Molecular dynamics simulations of ethanol permeation through single and double-lipid bilayers.

Permeation of small molecules through membranes is a fundamental biological process, and molecular dynamics simulations have proven to be a promising tool for studying the permeability of membranes by providing a precise characterization of the free energy and diffusivity. In this study, permeation of ethanol through three different membranes of 1-palmitoyl-2-oleoyl-sn-glycero-3-phosphatidylserine (POPS), PO-phosphatidylethanolamine (POPE), and PO-phosphatidylcholine (POPC) is studied. Permeabilities are calculated and compared with two different approaches based on Fick's first law and the inhomogeneous solubility-diffusion model. Microsecond simulation of double bilayers of these membranes provided a direct measurement of permeability by a flux-based counting method. These simulations show that a membrane of POPC has the highest permeability, followed by POPE and POPS. Due to the membrane-modulating properties of ethanol, the permeability increases as functions of concentration and saturation of the inner leaflet in a double bilayer setting, as opposed to the customary definition as a proportionality constant. This concentration dependence is confirmed by single bilayer simulations at different ethanol concentrations ranging from 1% to 18%, where permeability estimates are available from transition-based counting and the inhomogeneous solubility-diffusion model.
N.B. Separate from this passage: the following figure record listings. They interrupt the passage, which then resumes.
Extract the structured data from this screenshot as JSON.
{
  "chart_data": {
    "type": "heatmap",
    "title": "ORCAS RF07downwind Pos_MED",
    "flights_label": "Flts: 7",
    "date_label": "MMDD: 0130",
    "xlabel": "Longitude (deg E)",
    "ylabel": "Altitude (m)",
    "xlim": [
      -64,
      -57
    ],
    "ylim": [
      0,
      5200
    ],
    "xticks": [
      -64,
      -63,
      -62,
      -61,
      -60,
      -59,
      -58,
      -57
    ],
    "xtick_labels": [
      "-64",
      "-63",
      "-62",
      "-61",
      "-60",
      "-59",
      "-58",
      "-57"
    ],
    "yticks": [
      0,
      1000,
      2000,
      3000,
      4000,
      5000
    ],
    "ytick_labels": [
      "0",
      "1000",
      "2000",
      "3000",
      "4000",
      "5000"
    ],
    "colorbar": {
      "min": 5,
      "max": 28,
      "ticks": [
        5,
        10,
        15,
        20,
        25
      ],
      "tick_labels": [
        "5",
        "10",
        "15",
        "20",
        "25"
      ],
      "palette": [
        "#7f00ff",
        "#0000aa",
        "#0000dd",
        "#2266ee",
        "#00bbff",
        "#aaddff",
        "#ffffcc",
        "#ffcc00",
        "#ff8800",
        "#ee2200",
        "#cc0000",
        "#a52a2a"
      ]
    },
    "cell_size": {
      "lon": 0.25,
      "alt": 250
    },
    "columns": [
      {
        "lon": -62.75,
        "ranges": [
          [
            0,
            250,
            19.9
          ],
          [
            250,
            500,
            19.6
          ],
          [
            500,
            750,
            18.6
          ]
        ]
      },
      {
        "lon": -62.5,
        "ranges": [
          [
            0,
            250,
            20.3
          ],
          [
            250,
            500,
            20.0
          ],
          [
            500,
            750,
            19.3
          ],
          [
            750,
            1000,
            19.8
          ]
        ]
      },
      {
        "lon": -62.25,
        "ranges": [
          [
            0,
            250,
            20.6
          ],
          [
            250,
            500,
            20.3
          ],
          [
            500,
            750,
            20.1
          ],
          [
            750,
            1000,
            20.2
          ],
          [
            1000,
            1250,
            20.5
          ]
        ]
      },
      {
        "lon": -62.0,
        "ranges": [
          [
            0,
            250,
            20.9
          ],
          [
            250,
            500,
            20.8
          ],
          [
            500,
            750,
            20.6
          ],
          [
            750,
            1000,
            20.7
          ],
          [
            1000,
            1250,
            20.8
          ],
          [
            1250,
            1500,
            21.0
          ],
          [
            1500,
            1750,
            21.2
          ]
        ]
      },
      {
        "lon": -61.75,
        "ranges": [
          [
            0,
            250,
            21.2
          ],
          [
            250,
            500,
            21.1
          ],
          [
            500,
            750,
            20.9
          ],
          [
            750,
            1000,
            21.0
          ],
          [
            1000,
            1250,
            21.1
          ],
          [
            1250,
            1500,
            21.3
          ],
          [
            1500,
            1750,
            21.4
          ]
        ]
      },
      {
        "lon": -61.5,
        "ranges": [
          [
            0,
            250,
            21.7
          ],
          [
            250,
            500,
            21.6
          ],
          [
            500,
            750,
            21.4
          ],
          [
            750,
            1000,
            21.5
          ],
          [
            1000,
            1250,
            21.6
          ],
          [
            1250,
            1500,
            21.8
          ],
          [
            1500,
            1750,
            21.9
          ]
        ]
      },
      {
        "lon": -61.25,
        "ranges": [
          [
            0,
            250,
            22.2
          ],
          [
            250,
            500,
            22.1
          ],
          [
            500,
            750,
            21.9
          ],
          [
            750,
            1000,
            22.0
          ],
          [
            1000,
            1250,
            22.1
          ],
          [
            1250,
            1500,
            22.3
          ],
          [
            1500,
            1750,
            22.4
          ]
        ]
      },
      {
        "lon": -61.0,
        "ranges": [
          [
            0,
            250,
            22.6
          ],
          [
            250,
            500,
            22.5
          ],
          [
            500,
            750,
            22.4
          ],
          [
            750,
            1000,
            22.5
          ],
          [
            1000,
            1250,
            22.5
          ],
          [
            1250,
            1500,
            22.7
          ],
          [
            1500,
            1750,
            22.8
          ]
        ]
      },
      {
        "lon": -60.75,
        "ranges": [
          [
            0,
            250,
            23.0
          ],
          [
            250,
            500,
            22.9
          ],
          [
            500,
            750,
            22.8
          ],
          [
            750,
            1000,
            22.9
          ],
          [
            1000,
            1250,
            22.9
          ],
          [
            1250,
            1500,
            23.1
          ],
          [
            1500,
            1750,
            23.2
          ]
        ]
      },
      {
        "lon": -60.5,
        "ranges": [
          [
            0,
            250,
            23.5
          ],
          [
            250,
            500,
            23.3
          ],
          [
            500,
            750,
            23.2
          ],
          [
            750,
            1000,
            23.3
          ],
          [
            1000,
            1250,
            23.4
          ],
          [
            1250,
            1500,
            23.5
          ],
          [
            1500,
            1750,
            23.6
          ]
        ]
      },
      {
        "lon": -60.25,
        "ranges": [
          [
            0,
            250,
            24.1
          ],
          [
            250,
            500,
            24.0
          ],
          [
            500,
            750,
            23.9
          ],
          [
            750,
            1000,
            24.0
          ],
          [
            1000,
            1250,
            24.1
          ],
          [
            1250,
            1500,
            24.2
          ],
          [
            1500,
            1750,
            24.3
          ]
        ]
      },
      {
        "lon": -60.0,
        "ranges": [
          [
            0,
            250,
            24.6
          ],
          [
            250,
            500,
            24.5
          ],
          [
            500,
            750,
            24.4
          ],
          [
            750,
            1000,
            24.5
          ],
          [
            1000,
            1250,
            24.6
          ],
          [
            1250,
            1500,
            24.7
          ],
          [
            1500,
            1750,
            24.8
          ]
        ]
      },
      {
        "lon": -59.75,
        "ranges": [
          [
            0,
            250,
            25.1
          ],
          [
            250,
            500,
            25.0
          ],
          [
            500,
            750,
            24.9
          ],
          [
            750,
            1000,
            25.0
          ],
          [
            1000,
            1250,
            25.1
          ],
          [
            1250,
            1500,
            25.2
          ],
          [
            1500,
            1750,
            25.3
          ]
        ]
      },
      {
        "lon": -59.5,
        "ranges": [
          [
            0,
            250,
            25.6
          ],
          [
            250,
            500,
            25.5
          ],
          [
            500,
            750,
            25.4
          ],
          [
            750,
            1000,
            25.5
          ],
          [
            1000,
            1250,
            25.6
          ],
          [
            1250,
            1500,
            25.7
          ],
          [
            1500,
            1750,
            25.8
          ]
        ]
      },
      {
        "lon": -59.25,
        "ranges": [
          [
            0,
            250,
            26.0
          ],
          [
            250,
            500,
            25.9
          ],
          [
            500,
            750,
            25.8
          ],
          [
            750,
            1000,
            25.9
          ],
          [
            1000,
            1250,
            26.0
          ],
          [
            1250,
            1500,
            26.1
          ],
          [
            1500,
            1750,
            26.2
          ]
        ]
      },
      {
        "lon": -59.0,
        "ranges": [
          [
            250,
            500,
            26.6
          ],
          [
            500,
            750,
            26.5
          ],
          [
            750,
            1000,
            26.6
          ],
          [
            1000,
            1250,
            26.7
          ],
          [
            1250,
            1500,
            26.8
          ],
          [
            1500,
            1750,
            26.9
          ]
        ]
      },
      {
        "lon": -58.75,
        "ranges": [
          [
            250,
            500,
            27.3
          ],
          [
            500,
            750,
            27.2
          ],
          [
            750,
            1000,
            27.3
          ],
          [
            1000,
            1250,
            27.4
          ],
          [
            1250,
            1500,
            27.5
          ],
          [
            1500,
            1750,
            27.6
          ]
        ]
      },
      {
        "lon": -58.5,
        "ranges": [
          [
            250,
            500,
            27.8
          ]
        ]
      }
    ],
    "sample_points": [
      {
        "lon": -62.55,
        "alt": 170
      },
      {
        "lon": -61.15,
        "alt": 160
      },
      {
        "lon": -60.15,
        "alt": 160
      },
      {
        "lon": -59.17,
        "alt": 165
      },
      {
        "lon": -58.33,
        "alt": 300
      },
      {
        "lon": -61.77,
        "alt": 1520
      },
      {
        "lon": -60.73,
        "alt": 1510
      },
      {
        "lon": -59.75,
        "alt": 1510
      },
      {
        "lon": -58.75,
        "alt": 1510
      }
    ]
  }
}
We show that the free energy and diffusion profiles for ethanol lack accuracy at higher permeant concentrations due to non-Markovian kinetics caused by collective behavior. In contrast, the counting method provides unbiased estimates. Finally, the permeabilities obtained from single bilayer simulations are combined to represent natural gradients felt by a cellular membrane, which accurately models the non-equilibrium effects on ethanol permeability from single bilayer simulations in equilibrium.